DuckDuckGo, the upstart search engine that hangs it hat on protecting its users’ privacy, hit a new milestone on Monday: its first day with two million direct searches.
According to the company’s traffic page, DuckDuckGo saw 2,211,203 direct searches on Monday — up about 400,000 over Sunday’s searches. The phrase “direct searches” refers to humans that conduct searches on duckduckgo.com. It doesn’t include bot/API searches, which — in DuckDuckGo’s case — is averaging another 16+ million searches per day this month.

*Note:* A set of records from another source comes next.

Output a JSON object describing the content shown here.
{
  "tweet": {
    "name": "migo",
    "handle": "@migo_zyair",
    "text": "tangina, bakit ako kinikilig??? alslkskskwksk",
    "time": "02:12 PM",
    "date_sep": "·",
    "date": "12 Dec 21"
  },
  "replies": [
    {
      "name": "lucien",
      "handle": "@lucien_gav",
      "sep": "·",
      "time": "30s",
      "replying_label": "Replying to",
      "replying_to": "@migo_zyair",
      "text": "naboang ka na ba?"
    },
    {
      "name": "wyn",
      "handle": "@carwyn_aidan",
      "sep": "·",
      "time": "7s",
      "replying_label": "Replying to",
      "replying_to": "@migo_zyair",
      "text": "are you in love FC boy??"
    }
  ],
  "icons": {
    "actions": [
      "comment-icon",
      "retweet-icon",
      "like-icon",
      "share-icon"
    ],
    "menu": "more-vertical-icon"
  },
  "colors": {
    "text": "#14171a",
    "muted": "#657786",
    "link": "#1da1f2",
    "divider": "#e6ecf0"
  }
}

The letters on the chart below are annotations that help explain the ups and downs shown on the chart. In this case, the “P” refers to DuckDuckGo founder and CEO, Gabriel Weinberg, making an appearance Monday on Bloomberg TV in a segment that’s titled (online), “The Search Engine that Vows Not to Track You.”
Yesterday’s TV appearance — and DuckDuckGo’s traffic spike — was no doubt inspired by all of the coverage and awareness of the PRISM scandal that has brought into question what Google, Microsoft (Bing), Yahoo and others are allowing in terms of government access to user data.
DuckDuckGo reached a million daily searches in February 2012 thanks to interest that was generated by Data Privacy Day. Prior to that, it first arrived on many people’s radar when it launched DontTrack.us, a website that details how Google tracks searchers and how DuckDuckGo doesn’t.
Two million searches is a sign of DuckDuckGo’s continued growth, but it’s still a tiny fraction of the billion+ daily searches that Google says it gets worldwide.